Leslie B. Glickman, PT, PhD, an assistant professor in the Department of Physical Therapy and Rehabilitation Science at the University of Maryland School of Medicine (UM SOM), examined how a group of the center's patients reintegrated back into their community after leaving. She found that patients had moderate to severe difficulties. They faced a range of obstacles, including major physical and environmental barriers, as well as social exclusion, and feelings of sadness. "It was not unusual to find sources of water hundreds of yards from the home, public transportation miles away, uneven and mountainous terrain leading to and around the homes, narrow doorways inside the homes, and rooms too small for wheelchair or walker use," said Dr. Glickman. The study was published recently in the Journal of Global Health.
Dr. Glickman says that many patients became dejected post rehabilitation, and felt helpless to change the situation on their own. Many patients were tenant farmers, and could not continue their only source of livelihood.
The study was part of a project funded through the University of Maryland, Baltimore Center for Global Education Initiatives. This was an interprofessional project, and included several other researchers besides Dr. Glickman: Laura Neely, PT, DPT, assistant professor in the Department of Physical Therapy and Rehabilitation Science, as well as three students, Megan Warres from the Department of Physical Therapy and Rehabilitation Science, Nicole White from the School of Social Work, and E. Shannon Walters from the School of Nursing.
"This project provided data to support the anticipated problems, based on a few similar studies from other less-resourced countries.

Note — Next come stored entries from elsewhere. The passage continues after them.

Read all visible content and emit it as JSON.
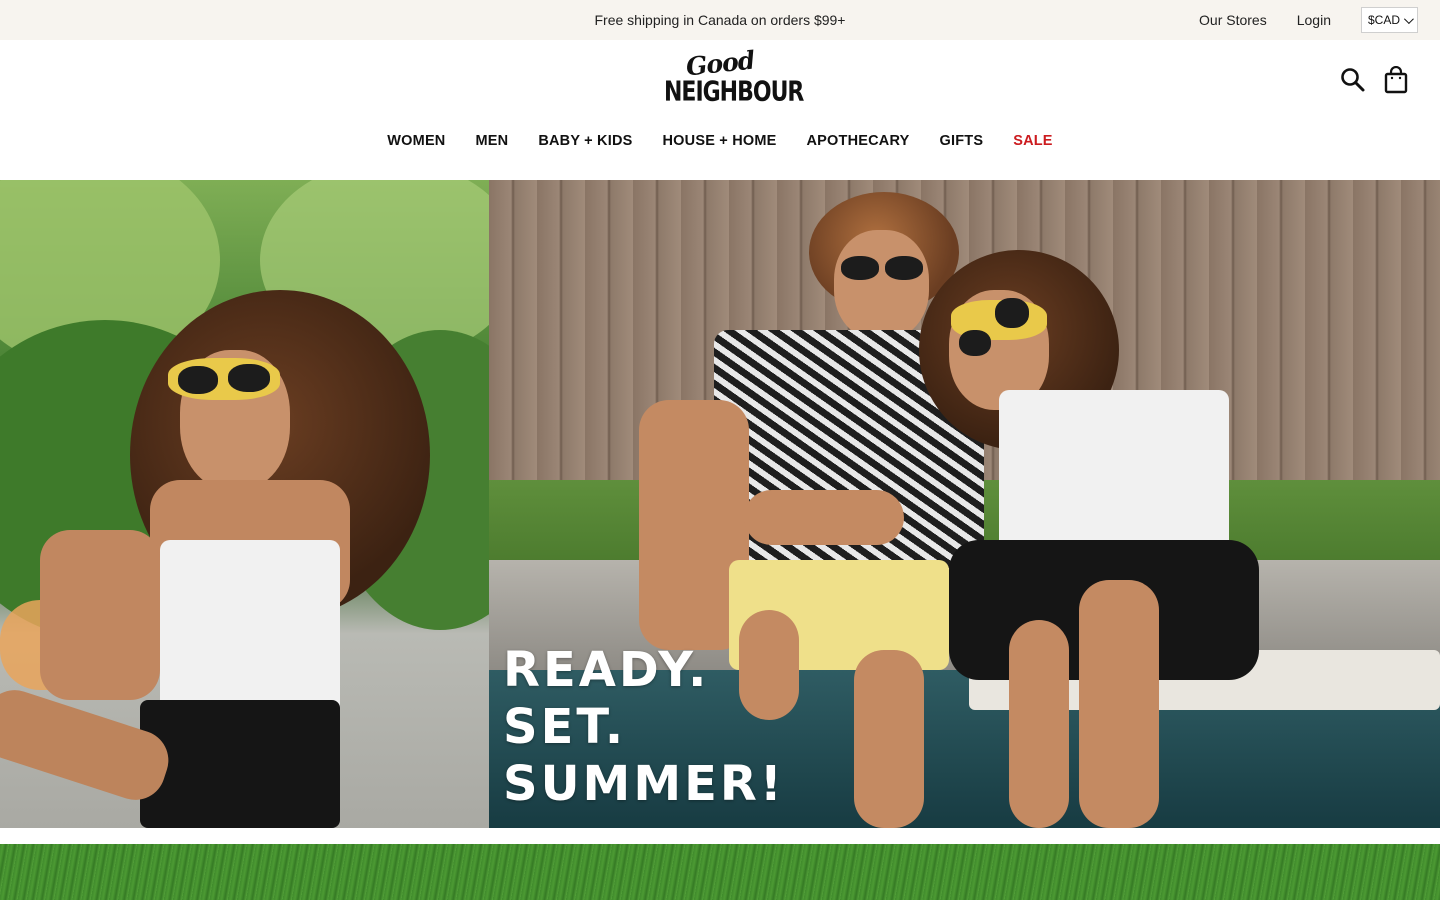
{
  "announcement": {
    "promo": "Free shipping in Canada on orders $99+",
    "links": [
      "Our Stores",
      "Login"
    ],
    "currency": "$CAD"
  },
  "header": {
    "logo_script": "Good",
    "logo_block": "NEIGHBOUR",
    "icons": [
      "search-icon",
      "shopping-bag-icon"
    ]
  },
  "nav": {
    "items": [
      "WOMEN",
      "MEN",
      "BABY + KIDS",
      "HOUSE + HOME",
      "APOTHECARY",
      "GIFTS",
      "SALE"
    ],
    "sale_color": "#cc1b1f"
  },
  "hero": {
    "headline": [
      "READY.",
      "SET.",
      "SUMMER!"
    ]
  },
  "colors": {
    "announcement_bg": "#f7f4ef",
    "text": "#111111",
    "accent_sale": "#cc1b1f"
  }
}
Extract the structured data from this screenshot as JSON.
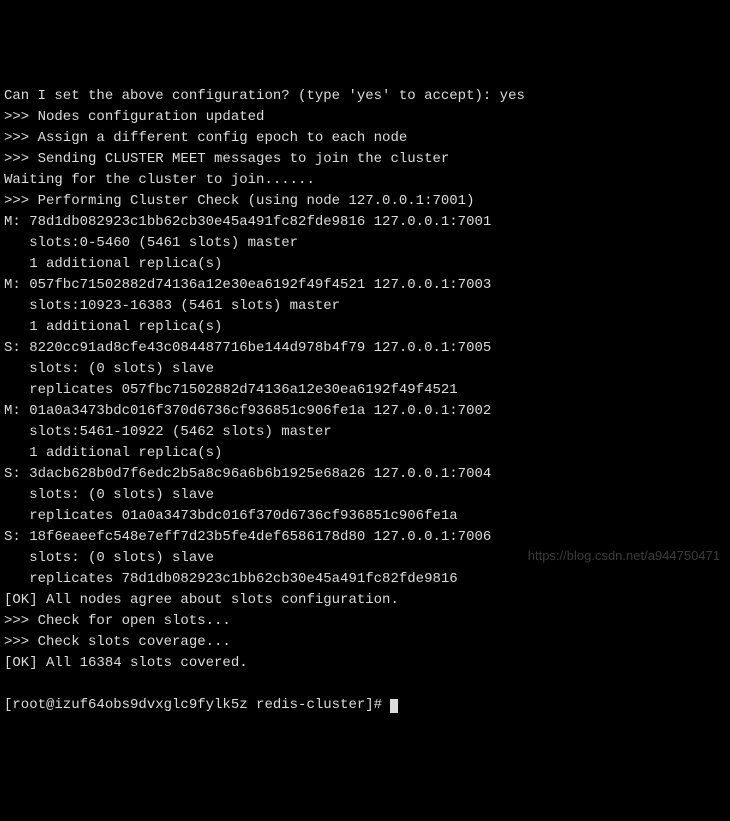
{
  "lines": [
    "Can I set the above configuration? (type 'yes' to accept): yes",
    ">>> Nodes configuration updated",
    ">>> Assign a different config epoch to each node",
    ">>> Sending CLUSTER MEET messages to join the cluster",
    "Waiting for the cluster to join......",
    ">>> Performing Cluster Check (using node 127.0.0.1:7001)",
    "M: 78d1db082923c1bb62cb30e45a491fc82fde9816 127.0.0.1:7001",
    "   slots:0-5460 (5461 slots) master",
    "   1 additional replica(s)",
    "M: 057fbc71502882d74136a12e30ea6192f49f4521 127.0.0.1:7003",
    "   slots:10923-16383 (5461 slots) master",
    "   1 additional replica(s)",
    "S: 8220cc91ad8cfe43c084487716be144d978b4f79 127.0.0.1:7005",
    "   slots: (0 slots) slave",
    "   replicates 057fbc71502882d74136a12e30ea6192f49f4521",
    "M: 01a0a3473bdc016f370d6736cf936851c906fe1a 127.0.0.1:7002",
    "   slots:5461-10922 (5462 slots) master",
    "   1 additional replica(s)",
    "S: 3dacb628b0d7f6edc2b5a8c96a6b6b1925e68a26 127.0.0.1:7004",
    "   slots: (0 slots) slave",
    "   replicates 01a0a3473bdc016f370d6736cf936851c906fe1a",
    "S: 18f6eaeefc548e7eff7d23b5fe4def6586178d80 127.0.0.1:7006",
    "   slots: (0 slots) slave",
    "   replicates 78d1db082923c1bb62cb30e45a491fc82fde9816",
    "[OK] All nodes agree about slots configuration.",
    ">>> Check for open slots...",
    ">>> Check slots coverage...",
    "[OK] All 16384 slots covered."
  ],
  "prompt": "[root@izuf64obs9dvxglc9fylk5z redis-cluster]# ",
  "watermark": "https://blog.csdn.net/a944750471"
}
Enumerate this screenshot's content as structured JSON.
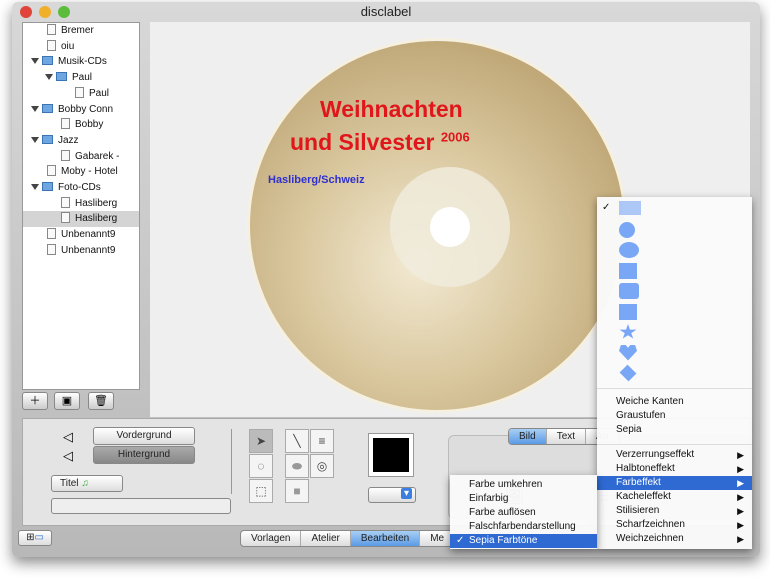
{
  "window": {
    "title": "disclabel"
  },
  "sidebar": {
    "items": [
      {
        "label": "Bremer",
        "type": "doc",
        "level": 1
      },
      {
        "label": "oiu",
        "type": "doc",
        "level": 1
      },
      {
        "label": "Musik-CDs",
        "type": "folder",
        "level": 0
      },
      {
        "label": "Paul",
        "type": "folder",
        "level": 1
      },
      {
        "label": "Paul",
        "type": "doc",
        "level": 3
      },
      {
        "label": "Bobby Conn",
        "type": "folder",
        "level": 0
      },
      {
        "label": "Bobby",
        "type": "doc",
        "level": 2
      },
      {
        "label": "Jazz",
        "type": "folder",
        "level": 0
      },
      {
        "label": "Gabarek -",
        "type": "doc",
        "level": 2
      },
      {
        "label": "Moby - Hotel",
        "type": "doc",
        "level": 1
      },
      {
        "label": "Foto-CDs",
        "type": "folder",
        "level": 0
      },
      {
        "label": "Hasliberg",
        "type": "doc",
        "level": 2
      },
      {
        "label": "Hasliberg",
        "type": "doc",
        "level": 2,
        "selected": true
      },
      {
        "label": "Unbenannt9",
        "type": "doc",
        "level": 1
      },
      {
        "label": "Unbenannt9",
        "type": "doc",
        "level": 1
      }
    ]
  },
  "disc": {
    "line1": "Weihnachten",
    "line2": "und Silvester",
    "year": "2006",
    "subtitle": "Hasliberg/Schweiz"
  },
  "panel": {
    "foreground": "Vordergrund",
    "background": "Hintergrund",
    "field_select": "Titel",
    "inspector_tabs": [
      "Bild",
      "Text",
      "Au"
    ]
  },
  "bottom_tabs": [
    "Vorlagen",
    "Atelier",
    "Bearbeiten",
    "Me"
  ],
  "shape_menu": {
    "shapes": [
      "rectangle",
      "circle",
      "ellipse",
      "square",
      "rounded-rectangle",
      "small-square",
      "star",
      "heart",
      "diamond"
    ],
    "items1": [
      "Weiche Kanten",
      "Graustufen",
      "Sepia"
    ],
    "items2": [
      "Verzerrungseffekt",
      "Halbtoneffekt",
      "Farbeffekt",
      "Kacheleffekt",
      "Stilisieren",
      "Scharfzeichnen",
      "Weichzeichnen"
    ]
  },
  "sub_menu": {
    "items": [
      "Farbe umkehren",
      "Einfarbig",
      "Farbe auflösen",
      "Falschfarbendarstellung",
      "Sepia Farbtöne"
    ],
    "checked": "✓"
  },
  "colors": {
    "accent": "#2f6ad3",
    "title_text": "#e0161b",
    "subtitle_text": "#3030d0"
  }
}
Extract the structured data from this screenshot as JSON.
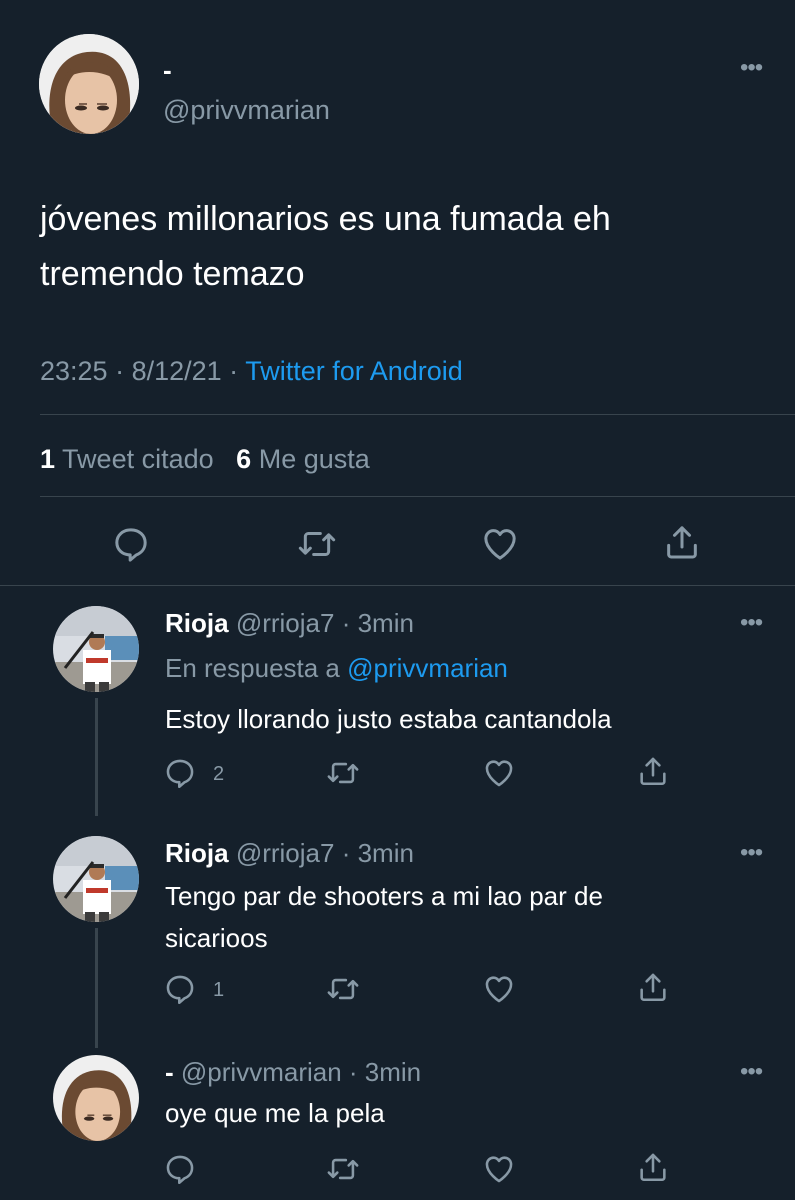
{
  "main_tweet": {
    "display_name": "-",
    "handle": "@privvmarian",
    "text_lines": [
      "jóvenes millonarios es una fumada eh",
      "tremendo temazo"
    ],
    "time": "23:25",
    "date": "8/12/21",
    "source": "Twitter for Android",
    "quote_count": "1",
    "quote_label": "Tweet citado",
    "like_count": "6",
    "like_label": "Me gusta"
  },
  "replies": [
    {
      "display_name": "Rioja",
      "handle": "@rrioja7",
      "time": "3min",
      "reply_to_label": "En respuesta a",
      "reply_to_handle": "@privvmarian",
      "text_lines": [
        "Estoy llorando justo estaba cantandola"
      ],
      "reply_count": "2"
    },
    {
      "display_name": "Rioja",
      "handle": "@rrioja7",
      "time": "3min",
      "text_lines": [
        "Tengo par de shooters a mi lao par de",
        "sicarioos"
      ],
      "reply_count": "1"
    },
    {
      "display_name": "-",
      "handle": "@privvmarian",
      "time": "3min",
      "text_lines": [
        "oye que me la pela"
      ],
      "reply_count": ""
    }
  ],
  "separator": " · ",
  "icons": {
    "more": "more-dots-icon",
    "reply": "reply-bubble-icon",
    "retweet": "retweet-icon",
    "like": "heart-icon",
    "share": "share-icon"
  },
  "colors": {
    "background": "#15202b",
    "text": "#ffffff",
    "secondary": "#8899a6",
    "accent": "#1d9bf0",
    "divider": "#38444d"
  }
}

By calling attention to the picture in Malawi, the study shines a spotlight on opportunities for Kachere staff to consider in preparing patients and their caregivers for discharge and for MAP colleagues to consider in their strategic planning processes."
Dr. Glickman is now continuing her research, and is examining caregivers' views on treatment and care, to compare this with patient responses, asking specific questions about feelings to explore the area of potential depression, and determining if there were changes in patient status compared to 2014. This project is funded through grants from the University of Maryland Center for Interprofessional Education and the Center for Global Education Initiatives. The team consists of Heidi Im from the UM SOM Department of Physical Therapy and Rehabilitation Science, Heidi Hartz from the School of Social Work, and Kristen Emelio from the School of Nursing.
"In the developing world, patients overall often have difficulty once they leave the hospital setting," said Dean E. Albert Reece, MD, PhD, MBA, who is also the vice president for Medical Affairs, University of Maryland, and the John Z. and Akiko K. Bowers Distinguished Professor and Dean of the School of Medicine. "Dr. Glickman has highlighted a group of patients who need particular help once they return to society. Her work illuminates the importance of finding ways to improve follow-up care.